En su casi medio siglo de profesión Pepe no ha tenido que lamentar ni una sola baja en su rebaño por un ataque de lobos. Es evidente que con la protección que tiene el ganado, los lobos van a buscarse el sustento por otros lares.
-Hasta tres lobos he visto yo matar a los mastines. Cuando están juntos no hay quien pueda con ellos.
Tras unos agradables minutos de conversación dejamos a Pepe seguir camino con su rebaño, pertrechado con su cayado, su zurrón y unos potentes prismáticos para que nada escape a su control. Los mastines hace rato que nos ignoran y ni siquiera hacen ademán de despedirse.

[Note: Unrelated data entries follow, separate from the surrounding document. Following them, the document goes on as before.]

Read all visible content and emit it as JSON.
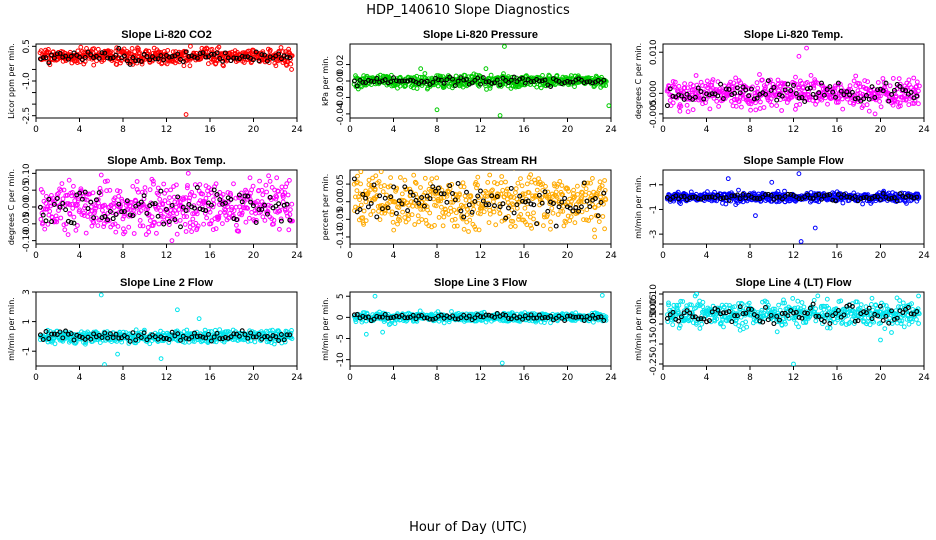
{
  "figure": {
    "title": "HDP_140610  Slope Diagnostics",
    "xlabel": "Hour of Day (UTC)"
  },
  "chart_data": [
    {
      "type": "scatter",
      "title": "Slope Li-820 CO2",
      "ylabel": "Licor ppm per min.",
      "xlim": [
        0,
        24
      ],
      "ylim": [
        -2.6,
        0.6
      ],
      "yticks": [
        0.5,
        -0.5,
        -1.0,
        -1.5,
        -2.0,
        -2.5
      ],
      "ytick_labels": [
        "0.5",
        "",
        "-1.0",
        "",
        "",
        "-2.5"
      ],
      "xticks": [
        0,
        4,
        8,
        12,
        16,
        20,
        24
      ],
      "color": "#ff0000",
      "center": 0.05,
      "spread": 0.18,
      "outliers": [
        [
          13.8,
          -2.45
        ],
        [
          14.2,
          0.5
        ],
        [
          23.5,
          -0.5
        ]
      ],
      "seed": 1
    },
    {
      "type": "scatter",
      "title": "Slope Li-820 Pressure",
      "ylabel": "kPa per min.",
      "xlim": [
        0,
        24
      ],
      "ylim": [
        -0.045,
        0.045
      ],
      "yticks": [
        0.02,
        0.0,
        -0.02,
        -0.04
      ],
      "ytick_labels": [
        "0.02",
        "0.00",
        "-0.02",
        "-0.04"
      ],
      "xticks": [
        0,
        4,
        8,
        12,
        16,
        20,
        24
      ],
      "color": "#00cc00",
      "center": 0.0,
      "spread": 0.004,
      "outliers": [
        [
          14.2,
          0.042
        ],
        [
          8.0,
          -0.035
        ],
        [
          13.8,
          -0.042
        ],
        [
          12.5,
          0.015
        ],
        [
          23.8,
          -0.03
        ],
        [
          6.5,
          0.015
        ]
      ],
      "seed": 2
    },
    {
      "type": "scatter",
      "title": "Slope Li-820 Temp.",
      "ylabel": "degrees C per min.",
      "xlim": [
        0,
        24
      ],
      "ylim": [
        -0.006,
        0.012
      ],
      "yticks": [
        0.01,
        0.0,
        -0.005
      ],
      "ytick_labels": [
        "0.010",
        "0.000",
        "-0.005"
      ],
      "xticks": [
        0,
        4,
        8,
        12,
        16,
        20,
        24
      ],
      "color": "#ff00ff",
      "center": 0.0,
      "spread": 0.0018,
      "outliers": [
        [
          12.5,
          0.009
        ],
        [
          13.2,
          0.011
        ],
        [
          19.5,
          -0.005
        ]
      ],
      "seed": 3
    },
    {
      "type": "scatter",
      "title": "Slope Amb. Box Temp.",
      "ylabel": "degrees C per min.",
      "xlim": [
        0,
        24
      ],
      "ylim": [
        -0.11,
        0.11
      ],
      "yticks": [
        0.1,
        0.05,
        0.0,
        -0.05,
        -0.1
      ],
      "ytick_labels": [
        "0.10",
        "0.05",
        "0.00",
        "-0.05",
        "-0.10"
      ],
      "xticks": [
        0,
        4,
        8,
        12,
        16,
        20,
        24
      ],
      "color": "#ff00ff",
      "center": 0.0,
      "spread": 0.04,
      "outliers": [
        [
          6.0,
          0.095
        ],
        [
          14.0,
          0.1
        ],
        [
          12.5,
          -0.1
        ]
      ],
      "seed": 4
    },
    {
      "type": "scatter",
      "title": "Slope Gas Stream RH",
      "ylabel": "percent per min.",
      "xlim": [
        0,
        24
      ],
      "ylim": [
        -0.12,
        0.09
      ],
      "yticks": [
        0.05,
        0.0,
        -0.05,
        -0.1
      ],
      "ytick_labels": [
        "0.05",
        "0.00",
        "-0.05",
        "-0.10"
      ],
      "xticks": [
        0,
        4,
        8,
        12,
        16,
        20,
        24
      ],
      "color": "#ffaa00",
      "center": 0.0,
      "spread": 0.04,
      "outliers": [
        [
          1.0,
          0.085
        ],
        [
          22.5,
          -0.1
        ]
      ],
      "seed": 5
    },
    {
      "type": "scatter",
      "title": "Slope Sample Flow",
      "ylabel": "ml/min per min.",
      "xlim": [
        0,
        24
      ],
      "ylim": [
        -3.8,
        2.2
      ],
      "yticks": [
        1,
        -1,
        -3
      ],
      "ytick_labels": [
        "1",
        "-1",
        "-3"
      ],
      "xticks": [
        0,
        4,
        8,
        12,
        16,
        20,
        24
      ],
      "color": "#0000ff",
      "center": 0.0,
      "spread": 0.22,
      "outliers": [
        [
          12.5,
          1.9
        ],
        [
          12.7,
          -3.6
        ],
        [
          6.0,
          1.5
        ],
        [
          14.0,
          -2.5
        ],
        [
          10.0,
          1.2
        ],
        [
          8.5,
          -1.5
        ]
      ],
      "seed": 6
    },
    {
      "type": "scatter",
      "title": "Slope Line 2 Flow",
      "ylabel": "ml/min per min.",
      "xlim": [
        0,
        24
      ],
      "ylim": [
        -2.0,
        3.0
      ],
      "yticks": [
        3,
        1,
        -1
      ],
      "ytick_labels": [
        "3",
        "1",
        "-1"
      ],
      "xticks": [
        0,
        4,
        8,
        12,
        16,
        20,
        24
      ],
      "color": "#00e5ee",
      "center": 0.0,
      "spread": 0.22,
      "outliers": [
        [
          6.0,
          2.8
        ],
        [
          6.3,
          -1.9
        ],
        [
          13.0,
          1.8
        ],
        [
          15.0,
          1.2
        ],
        [
          7.5,
          -1.2
        ],
        [
          11.5,
          -1.5
        ]
      ],
      "seed": 7
    },
    {
      "type": "scatter",
      "title": "Slope Line 3 Flow",
      "ylabel": "ml/min per min.",
      "xlim": [
        0,
        24
      ],
      "ylim": [
        -11.5,
        6.0
      ],
      "yticks": [
        5,
        0,
        -5,
        -10
      ],
      "ytick_labels": [
        "5",
        "0",
        "-5",
        "-10"
      ],
      "xticks": [
        0,
        4,
        8,
        12,
        16,
        20,
        24
      ],
      "color": "#00e5ee",
      "center": 0.0,
      "spread": 0.6,
      "outliers": [
        [
          14.0,
          -10.8
        ],
        [
          2.3,
          5.0
        ],
        [
          23.2,
          5.2
        ],
        [
          1.5,
          -4.0
        ],
        [
          3.0,
          -3.5
        ]
      ],
      "seed": 8
    },
    {
      "type": "scatter",
      "title": "Slope Line 4 (LT) Flow",
      "ylabel": "ml/min per min.",
      "xlim": [
        0,
        24
      ],
      "ylim": [
        -0.26,
        0.11
      ],
      "yticks": [
        0.1,
        0.05,
        0.0,
        -0.05,
        -0.15,
        -0.25
      ],
      "ytick_labels": [
        "0.10",
        "0.05",
        "0.00",
        "-0.05",
        "-0.15",
        "-0.25"
      ],
      "xticks": [
        0,
        4,
        8,
        12,
        16,
        20,
        24
      ],
      "color": "#00e5ee",
      "center": 0.0,
      "spread": 0.035,
      "outliers": [
        [
          12.0,
          -0.25
        ],
        [
          20.0,
          -0.13
        ],
        [
          23.5,
          0.09
        ]
      ],
      "seed": 9
    }
  ]
}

Poco más adelante, ya en el entorno de El Laguillín, otro pequeño rebaño (esta vez del pueblo de Salce) nos sale al encuentro. Aunque los mastines no hacen acto de presencia esta vez, optamos por dar un pequeño rodeo y dejar paso franco a las ovejas. Opción acertada, pues pocos minutos después ya suben a nuestro encuentro un par de mastines ladrando entre las escobas. Mueven el rabo y no parecen excesivamente molestos, así que los esperamos con tranquilidad, los llamamos y, dándonos por enterados de que el trato es permanecer a distancia prudencial del rebaño, nos despedimos en buenos términos.
El día perruno no ha terminado todavía. Un nuevo rebaño está desplazándose por el entorno de la majada de La Muela, un poco apartado de nuestro camino, pero los mastines que lo cuidan y que se habían entretenido marcando territorio frente a los anteriores, siguen ahora ladrándonos a nosotros amenazadoramente. Enseguida aparece Arcadio, el pastor, rodeado de otros tres careas que no paran de ladrar.
Arcadio, que también lleva casi cinco décadas como pastor, mantiene un rebaño de unas 600 cabezas. Afirma, convencido, que "los políticos sueltan lobos y osos a camionaos por el monte...¡Que los suelten en las fincas suyas, que nosotros ya lo tenemos bastante difícil para sobrevivir!" Se considera, en cualquier caso, muy afortunado, porque tampoco el lobo ha atacado nunca su rebaño. "La única oveja que me comieron fue una que tuve que dejar porque se quebró una pata. La dejé por la noche para volver a la mañana siguiente a entablillarla y cuando llegué no habían dejado ni rastro de ella".
Menos suerte ha tenido una vecina de Abelgas a la que los lobos le llegaron a matar una quincena de ovejas una noche en que algunas quedaron extraviadas en el monte. Está claro que el lobo es un vecino molesto para los pastores y sus rebaños, pero mientras existan buenos mastines, la pacífica coexistencia está garantizada.